A Novel Cross-Perturbation for Single Domain Generalization
Dongjia Zhao, Lei Qi, Xiao Shi, Yinghuan Shi, Xin Geng
TL;DR
The paper tackles single-source domain generalization by introducing CPerb, a cross-perturbation framework that combines horizontal perturbations (image-level and feature-level) with vertical multi-route perturbations, together with MixPatch for patch-level feature perturbations. The method expands data diversity and enforces multi-view consistency to learn domain-invariant representations. Extensive experiments across CIFAR-10/100-C, PACS, and large-scale datasets demonstrate SOTA or competitive performance gains, with robust ablations supporting the contribution of each component. The approach offers a practical augmentation strategy for improving generalization to unseen domains and is compatible with ViT architectures, broadening its applicability.
Abstract
Single domain generalization aims to enhance the ability of the model to generalize to unknown domains when trained on a single source domain.
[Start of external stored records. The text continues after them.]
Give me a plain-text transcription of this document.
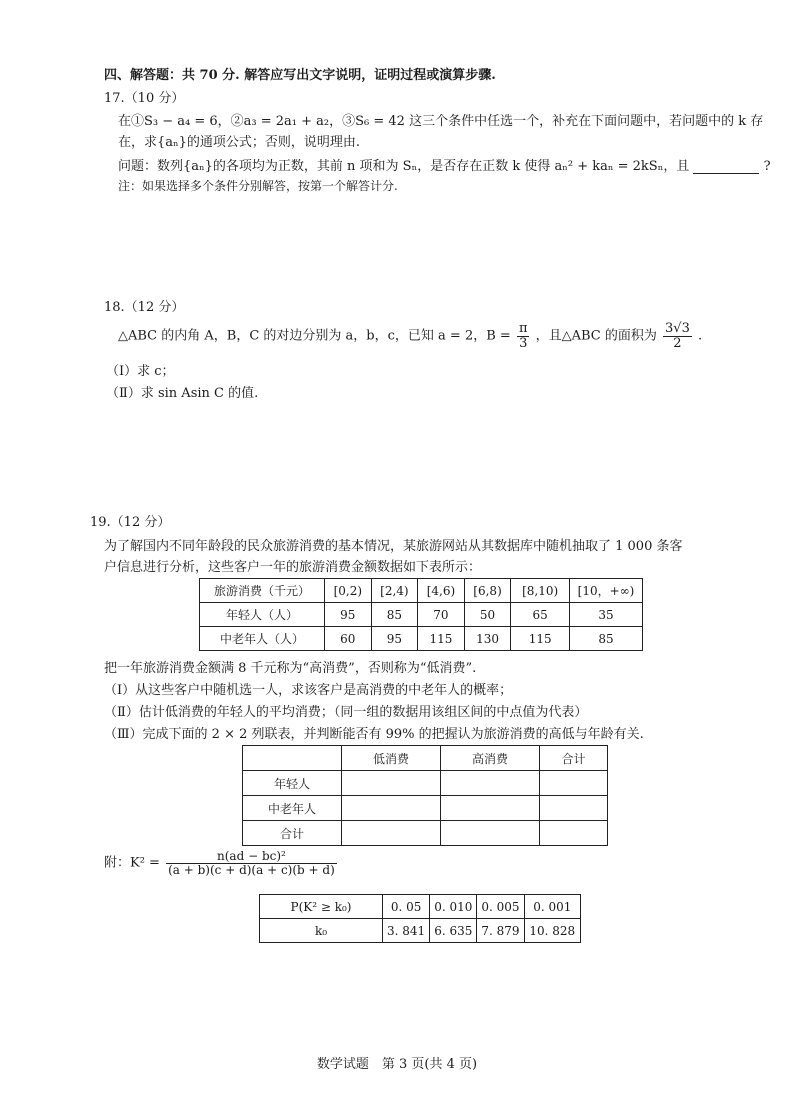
四、解答题：共 70 分. 解答应写出文字说明，证明过程或演算步骤.
17.（10 分）
在①S₃ − a₄ = 6，②a₃ = 2a₁ + a₂，③S₆ = 42 这三个条件中任选一个，补充在下面问题中，若问题中的 k 存
在，求{aₙ}的通项公式；否则，说明理由.
问题：数列{aₙ}的各项均为正数，其前 n 项和为 Sₙ，是否存在正数 k 使得 aₙ² + kaₙ = 2kSₙ，且	?
注：如果选择多个条件分别解答，按第一个解答计分.
18.（12 分）
△ABC 的内角 A，B，C 的对边分别为 a，b，c，已知 a = 2，$B = \frac{\pi}{3}$ ，且△ABC 的面积为 $\frac{3√3}{2}$ .
（Ⅰ）求 c；
（Ⅱ）求 sin Asin C 的值.
19.（12 分）
为了解国内不同年龄段的民众旅游消费的基本情况，某旅游网站从其数据库中随机抽取了 1 000 条客
户信息进行分析，这些客户一年的旅游消费金额数据如下表所示：
旅游消费（千元）	[0,2)	[2,4)	[4,6)	[6,8)	[8,10)	[10，+∞)
年轻人（人）	95	85	70	50	65	35
中老年人（人）	60	95	115	130	115	85
把一年旅游消费金额满 8 千元称为“高消费”，否则称为“低消费”.
（Ⅰ）从这些客户中随机选一人，求该客户是高消费的中老年人的概率；
（Ⅱ）估计低消费的年轻人的平均消费；（同一组的数据用该组区间的中点值为代表）
（Ⅲ）完成下面的 2 × 2 列联表，并判断能否有 99% 的把握认为旅游消费的高低与年龄有关.
	低消费	高消费	合计
年轻人			
中老年人			
合计			
附：$K^2 = \frac{\text{n(ad − bc)²}}{(a + b)(c + d)(a + c)(b + d)}$
P(K² ≥ k₀)	0. 05	0. 010	0. 005	0. 001
k₀	3. 841	6. 635	7. 879	10. 828
数学试题　第 3 页(共 4 页)
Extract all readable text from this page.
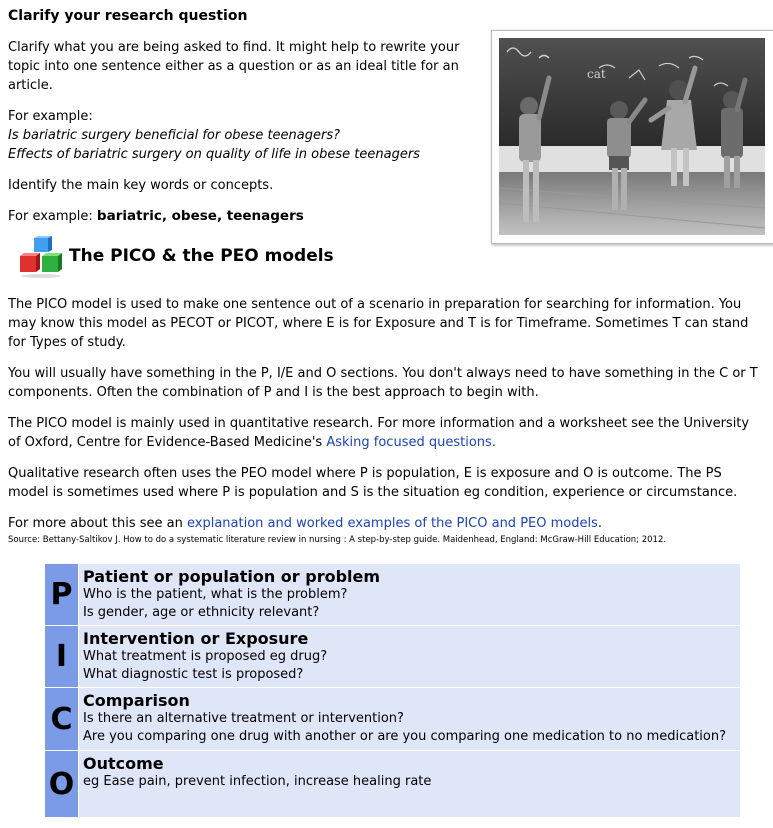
Clarify your research question

Clarify what you are being asked to find. It might help to rewrite your topic into one sentence either as a question or as an ideal title for an article.

For example:
Is bariatric surgery beneficial for obese teenagers?
Effects of bariatric surgery on quality of life in obese teenagers

Identify the main key words or concepts.

For example: bariatric, obese, teenagers

cat
The PICO & the PEO models

The PICO model is used to make one sentence out of a scenario in preparation for searching for information. You may know this model as PECOT or PICOT, where E is for Exposure and T is for Timeframe. Sometimes T can stand for Types of study.

You will usually have something in the P, I/E and O sections. You don't always need to have something in the C or T components. Often the combination of P and I is the best approach to begin with.

The PICO model is mainly used in quantitative research. For more information and a worksheet see the University of Oxford, Centre for Evidence-Based Medicine's Asking focused questions.

Qualitative research often uses the PEO model where P is population, E is exposure and O is outcome. The PS model is sometimes used where P is population and S is the situation eg condition, experience or circumstance.

For more about this see an explanation and worked examples of the PICO and PEO models.

Source: Bettany-Saltikov J. How to do a systematic literature review in nursing : A step-by-step guide. Maidenhead, England: McGraw-Hill Education; 2012.
P
Patient or population or problem
Who is the patient, what is the problem?
Is gender, age or ethnicity relevant?
I
Intervention or Exposure
What treatment is proposed eg drug?
What diagnostic test is proposed?
C
Comparison
Is there an alternative treatment or intervention?
Are you comparing one drug with another or are you comparing one medication to no medication?
O
Outcome
eg Ease pain, prevent infection, increase healing rate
However, the limited diversity in the training data hampers the learning of domain-invariant features, resulting in compromised generalization performance. To address this, data perturbation (augmentation) has emerged as a crucial method to increase data diversity. Nevertheless, existing perturbation methods often focus on either image-level or feature-level perturbations independently, neglecting their synergistic effects. To overcome these limitations, we propose CPerb, a simple yet effective cross-perturbation method. Specifically, CPerb utilizes both horizontal and vertical operations. Horizontally, it applies image-level and feature-level perturbations to enhance the diversity of the training data, mitigating the issue of limited diversity in single-source domains. Vertically, it introduces multi-route perturbation to learn domain-invariant features from different perspectives of samples with the same semantic category, thereby enhancing the generalization capability of the model. Additionally, we propose MixPatch, a novel feature-level perturbation method that exploits local image style information to further diversify the training data. Extensive experiments on various benchmark datasets validate the effectiveness of our method.